Music that defined a generation now sells lots of Pepsi


My youth haunts me. My youth will not go away. I am a child of the '60s. And I need release.

Instead, they're taking the seminal rock musical "Hair," which was never meant to be seen by middle-aged men who don't have any, back on the road.

I challenge anyone to actually listen to six consecutive bars of "The Age of Aquarius" today without laughing.

It's not just "Hair."

This summer, they're holding a 25th anniversary concert on the hallowed grounds of Woodstock. Tickets are set at $150. Geritol is extra.

It should be great. Look for Country Joe and the Fish to sing "My Way."

Ideally, your youth should belong to memory. You should be able to tuck it into a closet, along with your high school yearbook and your bell-bottoms. You should be able to take it out only when you get up the nerve or when your kids ask, "Daddy, what did you do during the war?"

No such luck.

Turn on your radio. What do you have on? I'm listening to something called classic rock.

Try to wrap your tongue around that one. Classic. Rock.

It sounds like Shostakovich should be playing "Stairway to Heaven." Or at least Chuck Berry's "Roll Over Beethoven."

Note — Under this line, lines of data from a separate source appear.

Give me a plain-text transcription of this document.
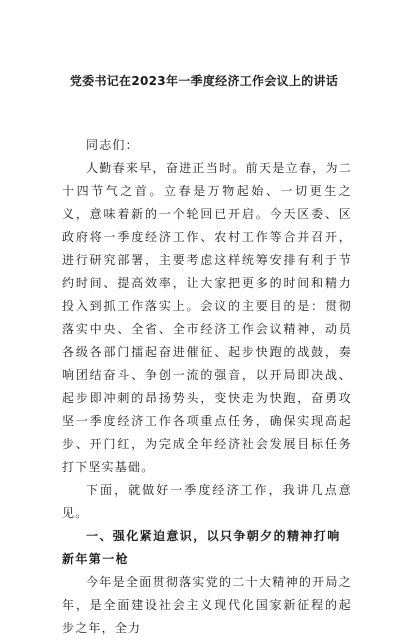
党委书记在2023年一季度经济工作会议上的讲话

同志们：

人勤春来早，奋进正当时。前天是立春，为二十四节气之首。立春是万物起始、一切更生之义，意味着新的一个轮回已开启。今天区委、区政府将一季度经济工作、农村工作等合并召开，进行研究部署，主要考虑这样统筹安排有利于节约时间、提高效率，让大家把更多的时间和精力投入到抓工作落实上。会议的主要目的是：贯彻落实中央、全省、全市经济工作会议精神，动员各级各部门擂起奋进催征、起步快跑的战鼓，奏响团结奋斗、争创一流的强音，以开局即决战、起步即冲刺的昂扬势头，变快走为快跑，奋勇攻坚一季度经济工作各项重点任务，确保实现高起步、开门红，为完成全年经济社会发展目标任务打下坚实基础。

下面，就做好一季度经济工作，我讲几点意见。

一、强化紧迫意识，以只争朝夕的精神打响新年第一枪

今年是全面贯彻落实党的二十大精神的开局之年，是全面建设社会主义现代化国家新征程的起步之年，全力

Classic rock is not as weird as soft rock, which is an oxymoron, like honest government. Soft or lite rock (also known as music for the brain dead) is the hot concept in adult listening. The way I understand it, the idea is for the music to be so quiet you don't know it's even on. Which is just as well if they're going to insist on playing Barry Manilow.

To listen to classic rock is to be trapped in a time warp.

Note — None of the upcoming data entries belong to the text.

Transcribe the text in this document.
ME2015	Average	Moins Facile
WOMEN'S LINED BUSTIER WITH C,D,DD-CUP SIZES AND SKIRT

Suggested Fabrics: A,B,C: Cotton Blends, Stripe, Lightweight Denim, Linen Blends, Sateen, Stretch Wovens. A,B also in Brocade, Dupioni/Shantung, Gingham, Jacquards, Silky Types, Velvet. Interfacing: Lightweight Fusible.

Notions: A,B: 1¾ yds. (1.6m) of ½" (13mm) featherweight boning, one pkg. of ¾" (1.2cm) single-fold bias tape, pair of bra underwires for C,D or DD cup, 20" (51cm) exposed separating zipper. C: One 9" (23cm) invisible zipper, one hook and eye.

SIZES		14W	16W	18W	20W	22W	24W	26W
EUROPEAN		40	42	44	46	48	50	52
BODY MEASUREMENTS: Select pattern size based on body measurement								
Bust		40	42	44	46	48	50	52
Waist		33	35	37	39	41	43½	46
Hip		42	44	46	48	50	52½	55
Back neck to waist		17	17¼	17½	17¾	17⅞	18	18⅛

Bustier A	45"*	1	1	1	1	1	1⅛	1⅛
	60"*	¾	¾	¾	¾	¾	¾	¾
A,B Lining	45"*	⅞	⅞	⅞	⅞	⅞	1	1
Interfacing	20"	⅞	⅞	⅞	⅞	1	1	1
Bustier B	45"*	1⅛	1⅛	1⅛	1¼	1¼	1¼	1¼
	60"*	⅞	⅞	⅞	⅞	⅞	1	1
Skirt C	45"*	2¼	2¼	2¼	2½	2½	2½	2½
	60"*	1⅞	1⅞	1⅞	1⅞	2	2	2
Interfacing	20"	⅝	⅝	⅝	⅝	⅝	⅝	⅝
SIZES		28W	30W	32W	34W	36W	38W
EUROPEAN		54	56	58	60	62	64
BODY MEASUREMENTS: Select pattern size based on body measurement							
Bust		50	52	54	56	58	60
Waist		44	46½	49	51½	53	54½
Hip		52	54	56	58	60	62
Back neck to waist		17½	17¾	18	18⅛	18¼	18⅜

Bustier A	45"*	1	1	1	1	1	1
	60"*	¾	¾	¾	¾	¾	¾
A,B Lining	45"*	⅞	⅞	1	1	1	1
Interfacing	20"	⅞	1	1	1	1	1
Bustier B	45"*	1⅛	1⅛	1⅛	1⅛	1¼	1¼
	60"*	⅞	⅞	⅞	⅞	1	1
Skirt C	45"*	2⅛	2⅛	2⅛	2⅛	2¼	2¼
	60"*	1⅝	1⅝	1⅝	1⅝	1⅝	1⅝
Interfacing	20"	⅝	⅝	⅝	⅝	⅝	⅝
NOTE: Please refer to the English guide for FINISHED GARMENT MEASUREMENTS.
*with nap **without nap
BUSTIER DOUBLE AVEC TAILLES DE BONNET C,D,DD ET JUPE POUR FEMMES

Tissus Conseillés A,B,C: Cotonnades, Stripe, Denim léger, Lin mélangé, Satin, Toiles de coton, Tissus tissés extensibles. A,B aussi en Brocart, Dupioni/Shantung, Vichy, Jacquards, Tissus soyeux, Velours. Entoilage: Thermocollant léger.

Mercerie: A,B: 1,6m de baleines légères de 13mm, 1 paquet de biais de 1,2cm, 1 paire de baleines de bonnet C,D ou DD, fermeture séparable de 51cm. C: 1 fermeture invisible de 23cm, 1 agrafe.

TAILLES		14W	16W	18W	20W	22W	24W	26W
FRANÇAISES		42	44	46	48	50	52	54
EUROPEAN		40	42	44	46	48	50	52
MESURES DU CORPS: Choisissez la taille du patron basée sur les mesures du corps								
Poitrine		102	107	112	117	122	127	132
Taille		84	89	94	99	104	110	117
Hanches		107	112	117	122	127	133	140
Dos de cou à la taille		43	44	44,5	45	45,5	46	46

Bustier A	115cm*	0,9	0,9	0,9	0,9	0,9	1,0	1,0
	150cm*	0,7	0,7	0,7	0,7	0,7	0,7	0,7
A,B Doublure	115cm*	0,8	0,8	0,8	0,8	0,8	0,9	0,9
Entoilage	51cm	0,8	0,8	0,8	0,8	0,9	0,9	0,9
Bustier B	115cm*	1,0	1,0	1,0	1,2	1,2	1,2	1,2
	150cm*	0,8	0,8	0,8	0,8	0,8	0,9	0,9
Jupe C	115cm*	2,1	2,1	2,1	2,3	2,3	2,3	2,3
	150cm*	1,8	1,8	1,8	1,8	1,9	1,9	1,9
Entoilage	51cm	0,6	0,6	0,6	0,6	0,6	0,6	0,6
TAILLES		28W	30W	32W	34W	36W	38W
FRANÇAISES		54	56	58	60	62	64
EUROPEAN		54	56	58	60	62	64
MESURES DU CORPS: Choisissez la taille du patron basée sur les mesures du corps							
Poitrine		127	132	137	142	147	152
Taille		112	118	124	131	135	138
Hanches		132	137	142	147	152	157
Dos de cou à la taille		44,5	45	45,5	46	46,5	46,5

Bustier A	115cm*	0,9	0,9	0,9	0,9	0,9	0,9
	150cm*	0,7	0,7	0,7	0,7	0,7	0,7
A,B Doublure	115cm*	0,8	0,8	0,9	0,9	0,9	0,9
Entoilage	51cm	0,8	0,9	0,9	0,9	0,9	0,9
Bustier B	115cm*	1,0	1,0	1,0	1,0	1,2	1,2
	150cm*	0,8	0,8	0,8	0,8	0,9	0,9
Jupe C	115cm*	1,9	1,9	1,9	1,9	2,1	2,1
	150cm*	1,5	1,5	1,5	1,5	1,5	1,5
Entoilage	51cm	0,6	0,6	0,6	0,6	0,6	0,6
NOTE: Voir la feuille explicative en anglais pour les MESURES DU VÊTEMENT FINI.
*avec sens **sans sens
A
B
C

Your life might as well be a research project entitled: "How many times is it possible to listen to 'Love Me Two Times' before your head explodes?"

Let's define our terms here. Classic rock is a subset of the oldies genre that is based in the late '60s and early '70s -- post-Beach Boys and pre-punk. It's basically the Stones, Beatles, Clapton, Zeppelin, Doors and all the white guys who played at Woodstock.

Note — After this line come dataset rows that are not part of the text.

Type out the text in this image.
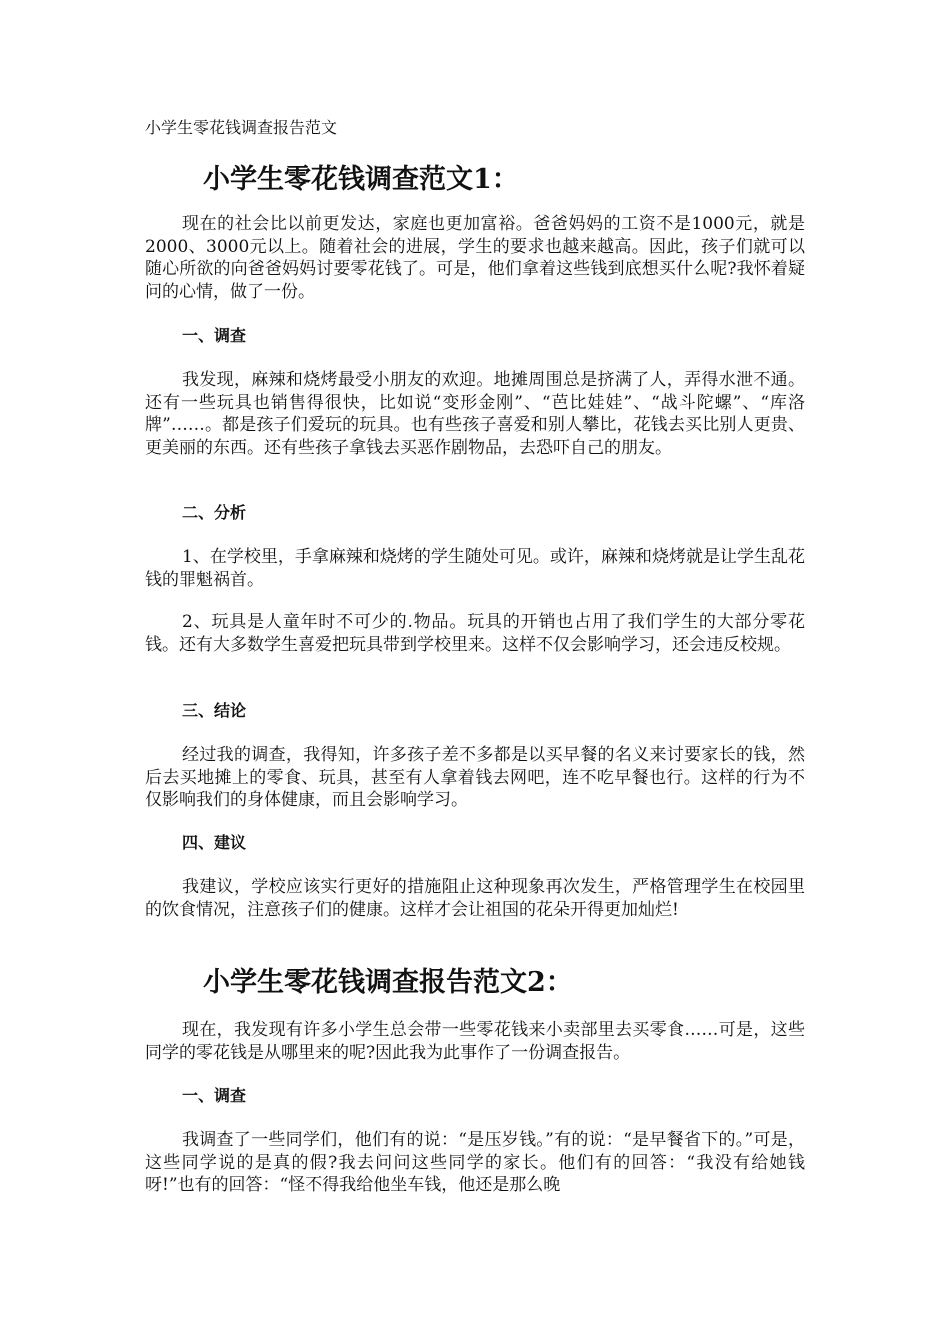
小学生零花钱调查报告范文
小学生零花钱调查范文1：
现在的社会比以前更发达，家庭也更加富裕。爸爸妈妈的工资不是1000元，就是2000、3000元以上。随着社会的进展，学生的要求也越来越高。因此，孩子们就可以随心所欲的向爸爸妈妈讨要零花钱了。可是，他们拿着这些钱到底想买什么呢?我怀着疑问的心情，做了一份。
一、调查
我发现，麻辣和烧烤最受小朋友的欢迎。地摊周围总是挤满了人，弄得水泄不通。还有一些玩具也销售得很快，比如说“变形金刚”、“芭比娃娃”、“战斗陀螺”、“库洛牌”……。都是孩子们爱玩的玩具。也有些孩子喜爱和别人攀比，花钱去买比别人更贵、更美丽的东西。还有些孩子拿钱去买恶作剧物品，去恐吓自己的朋友。
二、分析
1、在学校里，手拿麻辣和烧烤的学生随处可见。或许，麻辣和烧烤就是让学生乱花钱的罪魁祸首。
2、玩具是人童年时不可少的.物品。玩具的开销也占用了我们学生的大部分零花钱。还有大多数学生喜爱把玩具带到学校里来。这样不仅会影响学习，还会违反校规。
三、结论
经过我的调查，我得知，许多孩子差不多都是以买早餐的名义来讨要家长的钱，然后去买地摊上的零食、玩具，甚至有人拿着钱去网吧，连不吃早餐也行。这样的行为不仅影响我们的身体健康，而且会影响学习。
四、建议
我建议，学校应该实行更好的措施阻止这种现象再次发生，严格管理学生在校园里的饮食情况，注意孩子们的健康。这样才会让祖国的花朵开得更加灿烂!
小学生零花钱调查报告范文2：
现在，我发现有许多小学生总会带一些零花钱来小卖部里去买零食……可是，这些同学的零花钱是从哪里来的呢?因此我为此事作了一份调查报告。
一、调查
我调查了一些同学们，他们有的说：“是压岁钱。”有的说：“是早餐省下的。”可是，这些同学说的是真的假?我去问问这些同学的家长。他们有的回答：“我没有给她钱呀!”也有的回答：“怪不得我给他坐车钱，他还是那么晚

The only black voices are Hendrix and Sly. The only women are Stevie Nicks and Janis.

But what's worse is the playlist includes about 50 songs, heard over and over and over and, well, you get the idea. Do we really need to hear "Sweet Home Alabama" ever again, much less twice a day?

Two kinds of people listen to classic rock. There are teen-age boys who think Jim Morrison is the poet of death and find in Zeppelin a reason to live. These are basically good kids who do, however, occasionally participate in blood rituals.

The other kind of person is me, who is confused by hip hop, new age, adult contemporary, album rock, gangsta rap, new rock, new adult contemporary and creeps safely back into the familiar.

The thing is, you're not safe anywhere. Because the ad boys have decided classic rock is the way to reach the boomers.

I'm watching the Super Bowl. The Bills are choking, but not as badly as I am. Not after I see the Band playing "The Weight" for a Diet Coke commercial. The Band is selling soda?

It was Pepsi, I think, that followed with "For What It's Worth." Yes, something is happenin' here.

If the '60s can be trivialized, this would be the way to do it. The anti-establishment songs of the day are co-opted by soft-drink companies.

Meanwhile, Camaros are sold to nasty Hendrix guitar licks. "From the country that invented rock and roll."

This trend began when Nike tried to use "Revolution" to sell sneakers. That was a few years ago. And we weren't prepared.

How could we be?

Sample lyric: "If you go carrying pictures of Chairman Mao, you're not gonna make it with anyone anyhow."

Now, as we know, Mao basically wore sandals. Besides, somehow it seemed wrong to use poor, dead John Lennon's views on protest to sell Air Jordans.

The outrage didn't take. And so Clapton can do beer commercials. Meaning, anything can happen. And it has.

Dylan -- yes, Dylan -- has allowed a Richie Havens version of "The Times They Are A-Changin' " to be used in a commercial for a Boston accounting firm.

Is this one of Bob's little jokes, like when he sings "Masters of War" in 54 seconds?

We'll know soon, if American Airlines comes out with "Stuck Here in Mobile With Those Memphis Blues Again."